Much discussion was given over to the US economy, which the consensus outlook suggests is now in good shape: the nation is close to full employment, with good GDP growth, inflation below 2 percent and profits up, all contributing to an environment in which business investment could be revised upward. ‘What I took away were the strong underlying drivers for the US market and economy,’ said one IRO.

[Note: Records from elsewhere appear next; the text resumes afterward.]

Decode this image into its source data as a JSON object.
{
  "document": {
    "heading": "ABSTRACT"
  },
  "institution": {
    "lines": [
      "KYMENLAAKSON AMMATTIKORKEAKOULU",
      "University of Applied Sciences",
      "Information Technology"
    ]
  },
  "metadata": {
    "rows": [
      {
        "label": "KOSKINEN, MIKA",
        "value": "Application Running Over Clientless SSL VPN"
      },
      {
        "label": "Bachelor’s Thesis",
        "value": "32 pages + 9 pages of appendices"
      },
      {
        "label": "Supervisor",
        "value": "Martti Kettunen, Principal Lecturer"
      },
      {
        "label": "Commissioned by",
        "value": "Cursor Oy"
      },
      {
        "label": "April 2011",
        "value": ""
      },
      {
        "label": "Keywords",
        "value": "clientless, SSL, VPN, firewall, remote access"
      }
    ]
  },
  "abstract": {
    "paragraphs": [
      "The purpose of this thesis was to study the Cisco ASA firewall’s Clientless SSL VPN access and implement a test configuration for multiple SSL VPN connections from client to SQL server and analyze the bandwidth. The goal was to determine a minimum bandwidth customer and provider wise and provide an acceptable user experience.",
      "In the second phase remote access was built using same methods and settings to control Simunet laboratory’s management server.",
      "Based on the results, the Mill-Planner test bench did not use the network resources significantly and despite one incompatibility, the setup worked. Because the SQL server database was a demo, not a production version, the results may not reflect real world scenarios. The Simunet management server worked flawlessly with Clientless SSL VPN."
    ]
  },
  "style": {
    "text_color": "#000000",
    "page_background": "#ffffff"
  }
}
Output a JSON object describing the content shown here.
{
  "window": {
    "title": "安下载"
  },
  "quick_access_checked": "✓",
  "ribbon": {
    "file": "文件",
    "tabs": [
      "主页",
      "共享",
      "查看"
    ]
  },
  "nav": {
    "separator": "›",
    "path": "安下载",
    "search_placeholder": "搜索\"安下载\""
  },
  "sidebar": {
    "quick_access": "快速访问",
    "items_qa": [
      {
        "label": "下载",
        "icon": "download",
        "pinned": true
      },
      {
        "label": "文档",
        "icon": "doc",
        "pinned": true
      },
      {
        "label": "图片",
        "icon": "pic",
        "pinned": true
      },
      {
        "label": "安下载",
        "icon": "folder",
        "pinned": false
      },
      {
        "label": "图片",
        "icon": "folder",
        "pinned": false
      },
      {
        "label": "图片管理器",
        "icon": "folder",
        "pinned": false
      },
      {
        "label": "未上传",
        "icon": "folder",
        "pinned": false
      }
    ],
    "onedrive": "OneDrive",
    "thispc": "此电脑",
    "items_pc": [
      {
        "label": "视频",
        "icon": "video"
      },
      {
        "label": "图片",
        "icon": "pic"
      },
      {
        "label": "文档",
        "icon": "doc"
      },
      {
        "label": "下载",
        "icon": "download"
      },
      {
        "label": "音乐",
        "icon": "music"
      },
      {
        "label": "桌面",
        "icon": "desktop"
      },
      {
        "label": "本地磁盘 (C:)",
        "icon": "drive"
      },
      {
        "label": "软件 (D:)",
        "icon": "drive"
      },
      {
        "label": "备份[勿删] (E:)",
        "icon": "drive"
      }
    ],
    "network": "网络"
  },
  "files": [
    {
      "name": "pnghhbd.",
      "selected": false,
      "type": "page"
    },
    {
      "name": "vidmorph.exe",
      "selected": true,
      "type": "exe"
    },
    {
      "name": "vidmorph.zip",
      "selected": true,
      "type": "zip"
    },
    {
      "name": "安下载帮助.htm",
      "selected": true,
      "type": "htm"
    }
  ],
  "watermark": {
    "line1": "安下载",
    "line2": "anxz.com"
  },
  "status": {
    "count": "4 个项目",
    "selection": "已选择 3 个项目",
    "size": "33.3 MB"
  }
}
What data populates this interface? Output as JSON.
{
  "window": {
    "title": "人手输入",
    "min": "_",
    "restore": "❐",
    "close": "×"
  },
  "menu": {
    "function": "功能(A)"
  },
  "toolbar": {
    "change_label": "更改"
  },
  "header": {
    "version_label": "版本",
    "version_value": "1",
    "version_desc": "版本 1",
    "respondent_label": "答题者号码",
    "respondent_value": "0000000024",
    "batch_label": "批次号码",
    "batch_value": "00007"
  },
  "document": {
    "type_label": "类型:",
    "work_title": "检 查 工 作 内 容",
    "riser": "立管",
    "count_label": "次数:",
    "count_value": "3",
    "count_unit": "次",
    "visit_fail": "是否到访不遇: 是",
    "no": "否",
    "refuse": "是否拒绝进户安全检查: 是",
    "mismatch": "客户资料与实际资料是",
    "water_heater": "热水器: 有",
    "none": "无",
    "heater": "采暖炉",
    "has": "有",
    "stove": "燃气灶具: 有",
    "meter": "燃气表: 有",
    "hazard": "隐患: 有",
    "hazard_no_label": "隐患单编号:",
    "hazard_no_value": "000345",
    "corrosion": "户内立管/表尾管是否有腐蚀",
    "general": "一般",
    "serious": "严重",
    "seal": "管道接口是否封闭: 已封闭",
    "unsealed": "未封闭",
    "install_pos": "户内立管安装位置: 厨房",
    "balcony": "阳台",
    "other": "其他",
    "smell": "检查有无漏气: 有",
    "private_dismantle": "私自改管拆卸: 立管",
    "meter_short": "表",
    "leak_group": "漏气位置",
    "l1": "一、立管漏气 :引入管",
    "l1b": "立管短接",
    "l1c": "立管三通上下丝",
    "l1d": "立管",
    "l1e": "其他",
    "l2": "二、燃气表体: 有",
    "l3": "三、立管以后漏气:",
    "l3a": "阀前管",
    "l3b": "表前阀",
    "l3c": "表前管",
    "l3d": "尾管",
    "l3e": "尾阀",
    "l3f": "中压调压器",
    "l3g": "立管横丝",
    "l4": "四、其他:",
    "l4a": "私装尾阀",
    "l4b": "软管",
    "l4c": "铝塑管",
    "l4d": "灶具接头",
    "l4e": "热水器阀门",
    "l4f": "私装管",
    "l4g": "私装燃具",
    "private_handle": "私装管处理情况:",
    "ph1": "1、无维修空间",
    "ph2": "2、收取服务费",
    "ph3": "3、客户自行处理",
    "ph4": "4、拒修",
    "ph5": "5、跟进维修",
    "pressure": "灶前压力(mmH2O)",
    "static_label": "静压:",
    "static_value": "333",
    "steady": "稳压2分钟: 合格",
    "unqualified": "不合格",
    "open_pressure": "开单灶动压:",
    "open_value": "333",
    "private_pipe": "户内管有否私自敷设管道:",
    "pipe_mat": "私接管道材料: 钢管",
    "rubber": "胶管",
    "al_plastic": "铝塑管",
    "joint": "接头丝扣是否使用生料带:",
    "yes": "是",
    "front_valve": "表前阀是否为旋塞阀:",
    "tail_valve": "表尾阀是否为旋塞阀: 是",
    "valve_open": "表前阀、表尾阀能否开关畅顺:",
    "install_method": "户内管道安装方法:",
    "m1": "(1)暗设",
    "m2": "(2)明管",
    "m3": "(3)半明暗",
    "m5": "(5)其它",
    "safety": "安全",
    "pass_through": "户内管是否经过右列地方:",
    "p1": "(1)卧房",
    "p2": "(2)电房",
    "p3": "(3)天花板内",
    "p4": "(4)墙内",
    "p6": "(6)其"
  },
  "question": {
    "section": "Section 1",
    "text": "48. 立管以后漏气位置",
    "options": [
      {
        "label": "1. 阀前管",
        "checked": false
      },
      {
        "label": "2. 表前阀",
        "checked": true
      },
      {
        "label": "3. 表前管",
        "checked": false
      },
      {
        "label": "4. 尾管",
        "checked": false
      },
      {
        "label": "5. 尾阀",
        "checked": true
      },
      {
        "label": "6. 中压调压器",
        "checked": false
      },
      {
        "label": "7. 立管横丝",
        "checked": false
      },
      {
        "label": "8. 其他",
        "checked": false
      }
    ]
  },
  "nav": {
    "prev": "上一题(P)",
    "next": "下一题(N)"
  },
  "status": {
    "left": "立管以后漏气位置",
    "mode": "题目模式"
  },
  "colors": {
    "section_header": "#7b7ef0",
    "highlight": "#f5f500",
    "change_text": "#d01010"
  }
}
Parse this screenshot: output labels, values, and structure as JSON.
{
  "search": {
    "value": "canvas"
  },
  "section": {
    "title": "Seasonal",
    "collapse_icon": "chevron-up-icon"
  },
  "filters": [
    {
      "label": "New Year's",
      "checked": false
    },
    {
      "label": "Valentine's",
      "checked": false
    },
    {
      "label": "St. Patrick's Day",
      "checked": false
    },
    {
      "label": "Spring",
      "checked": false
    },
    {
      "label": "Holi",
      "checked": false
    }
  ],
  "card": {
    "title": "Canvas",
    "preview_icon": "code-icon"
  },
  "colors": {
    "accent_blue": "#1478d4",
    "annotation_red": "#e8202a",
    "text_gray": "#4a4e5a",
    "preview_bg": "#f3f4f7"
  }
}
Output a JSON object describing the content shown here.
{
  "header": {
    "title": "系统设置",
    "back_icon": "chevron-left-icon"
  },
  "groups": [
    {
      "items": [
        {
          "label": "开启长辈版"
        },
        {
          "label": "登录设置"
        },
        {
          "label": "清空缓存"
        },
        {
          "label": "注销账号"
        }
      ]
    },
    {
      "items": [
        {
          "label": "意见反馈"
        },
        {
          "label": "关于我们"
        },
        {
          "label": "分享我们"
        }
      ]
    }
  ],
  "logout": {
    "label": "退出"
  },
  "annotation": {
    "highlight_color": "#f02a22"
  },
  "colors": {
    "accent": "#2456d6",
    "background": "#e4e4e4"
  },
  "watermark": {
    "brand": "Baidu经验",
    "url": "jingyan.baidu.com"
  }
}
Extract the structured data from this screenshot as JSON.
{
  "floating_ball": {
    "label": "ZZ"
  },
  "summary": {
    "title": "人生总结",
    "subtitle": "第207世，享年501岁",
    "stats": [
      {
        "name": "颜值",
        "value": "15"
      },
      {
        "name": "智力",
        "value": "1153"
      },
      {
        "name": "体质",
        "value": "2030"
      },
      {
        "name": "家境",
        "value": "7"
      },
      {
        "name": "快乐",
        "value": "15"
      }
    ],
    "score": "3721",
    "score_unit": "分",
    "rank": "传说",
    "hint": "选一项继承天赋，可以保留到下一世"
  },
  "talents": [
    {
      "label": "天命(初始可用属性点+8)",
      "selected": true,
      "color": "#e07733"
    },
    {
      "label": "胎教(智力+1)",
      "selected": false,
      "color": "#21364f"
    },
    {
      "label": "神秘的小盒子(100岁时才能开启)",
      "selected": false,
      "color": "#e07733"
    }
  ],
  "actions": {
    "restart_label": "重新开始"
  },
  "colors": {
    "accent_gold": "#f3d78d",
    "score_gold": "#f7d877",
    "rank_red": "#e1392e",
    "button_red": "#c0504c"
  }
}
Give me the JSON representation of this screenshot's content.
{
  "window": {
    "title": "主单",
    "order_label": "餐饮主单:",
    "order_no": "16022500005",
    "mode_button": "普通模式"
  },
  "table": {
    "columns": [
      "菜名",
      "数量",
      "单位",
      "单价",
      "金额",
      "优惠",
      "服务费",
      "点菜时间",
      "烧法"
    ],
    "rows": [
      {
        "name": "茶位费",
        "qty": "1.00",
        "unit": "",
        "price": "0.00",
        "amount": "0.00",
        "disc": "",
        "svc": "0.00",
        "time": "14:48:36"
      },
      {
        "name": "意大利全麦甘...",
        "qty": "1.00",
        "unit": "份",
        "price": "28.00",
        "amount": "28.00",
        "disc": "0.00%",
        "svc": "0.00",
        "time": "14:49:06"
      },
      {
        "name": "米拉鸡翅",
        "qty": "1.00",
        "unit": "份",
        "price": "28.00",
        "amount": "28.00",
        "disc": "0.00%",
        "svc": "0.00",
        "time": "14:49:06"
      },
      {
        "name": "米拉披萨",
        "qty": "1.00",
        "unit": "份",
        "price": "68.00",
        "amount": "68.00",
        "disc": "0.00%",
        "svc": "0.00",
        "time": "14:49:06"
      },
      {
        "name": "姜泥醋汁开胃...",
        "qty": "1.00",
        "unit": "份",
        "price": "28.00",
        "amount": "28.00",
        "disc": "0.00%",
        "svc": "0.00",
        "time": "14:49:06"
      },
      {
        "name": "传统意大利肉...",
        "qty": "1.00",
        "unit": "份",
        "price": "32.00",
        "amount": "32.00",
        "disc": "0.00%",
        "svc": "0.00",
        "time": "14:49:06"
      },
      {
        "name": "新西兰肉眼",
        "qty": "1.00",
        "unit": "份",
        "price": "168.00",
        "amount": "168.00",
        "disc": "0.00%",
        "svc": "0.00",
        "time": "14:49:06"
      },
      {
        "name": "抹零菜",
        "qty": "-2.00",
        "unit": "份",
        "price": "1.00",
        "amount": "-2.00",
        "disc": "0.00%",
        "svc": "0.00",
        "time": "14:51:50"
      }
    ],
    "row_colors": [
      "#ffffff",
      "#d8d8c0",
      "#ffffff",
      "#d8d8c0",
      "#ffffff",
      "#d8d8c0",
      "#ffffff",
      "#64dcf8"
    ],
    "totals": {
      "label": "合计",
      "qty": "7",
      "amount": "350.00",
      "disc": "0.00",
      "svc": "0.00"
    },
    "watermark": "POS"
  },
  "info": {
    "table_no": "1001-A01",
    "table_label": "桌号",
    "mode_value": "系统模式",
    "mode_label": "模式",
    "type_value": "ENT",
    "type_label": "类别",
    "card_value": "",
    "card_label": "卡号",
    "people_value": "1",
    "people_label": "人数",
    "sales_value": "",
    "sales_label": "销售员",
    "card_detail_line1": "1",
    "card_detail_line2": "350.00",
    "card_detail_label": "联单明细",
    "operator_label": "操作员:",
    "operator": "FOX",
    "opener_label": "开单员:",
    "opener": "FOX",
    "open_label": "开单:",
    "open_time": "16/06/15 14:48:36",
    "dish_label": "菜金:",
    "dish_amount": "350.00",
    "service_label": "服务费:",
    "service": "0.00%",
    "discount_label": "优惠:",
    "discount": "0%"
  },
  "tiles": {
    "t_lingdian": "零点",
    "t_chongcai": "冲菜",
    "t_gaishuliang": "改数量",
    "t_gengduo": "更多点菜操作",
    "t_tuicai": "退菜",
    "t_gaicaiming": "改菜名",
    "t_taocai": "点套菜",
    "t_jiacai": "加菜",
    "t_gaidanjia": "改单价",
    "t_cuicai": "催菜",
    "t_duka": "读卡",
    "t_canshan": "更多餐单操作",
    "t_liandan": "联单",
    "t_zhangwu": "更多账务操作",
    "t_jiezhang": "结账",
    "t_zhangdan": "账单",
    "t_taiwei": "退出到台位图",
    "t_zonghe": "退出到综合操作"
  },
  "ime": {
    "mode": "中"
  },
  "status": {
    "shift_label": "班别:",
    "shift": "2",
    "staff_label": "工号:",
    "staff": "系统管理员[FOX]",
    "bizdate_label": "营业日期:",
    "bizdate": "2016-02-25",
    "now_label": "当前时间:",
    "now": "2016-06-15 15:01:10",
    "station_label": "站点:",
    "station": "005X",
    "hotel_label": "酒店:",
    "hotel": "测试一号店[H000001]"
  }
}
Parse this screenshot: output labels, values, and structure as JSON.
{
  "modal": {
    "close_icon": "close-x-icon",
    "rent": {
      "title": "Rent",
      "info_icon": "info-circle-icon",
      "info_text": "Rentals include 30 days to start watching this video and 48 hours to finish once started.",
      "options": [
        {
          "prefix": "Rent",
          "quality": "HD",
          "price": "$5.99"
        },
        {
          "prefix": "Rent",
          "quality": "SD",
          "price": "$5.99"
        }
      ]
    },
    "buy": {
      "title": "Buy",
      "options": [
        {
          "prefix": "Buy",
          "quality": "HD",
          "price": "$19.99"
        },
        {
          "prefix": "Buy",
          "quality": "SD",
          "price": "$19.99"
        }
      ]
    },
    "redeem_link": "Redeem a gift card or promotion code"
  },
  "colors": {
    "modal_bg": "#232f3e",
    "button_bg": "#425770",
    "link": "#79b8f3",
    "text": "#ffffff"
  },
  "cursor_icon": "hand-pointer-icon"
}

Both events also tackled the issue of board-investor interaction, with the view that many more board interactions are now taking place, requiring greater proactivity from IROs toward the board and senior management. It was noted that it is often down to how much reach into the boardroom the IRO has. As one major corporate IRO said, this is fundamentally important and strikes at the heart of being an effective IR professional: ‘You are never going to convince [the board] if you only meet it once a year. You have to build that credibility via the IRO role and with your internal management team before you have that credibility with the board.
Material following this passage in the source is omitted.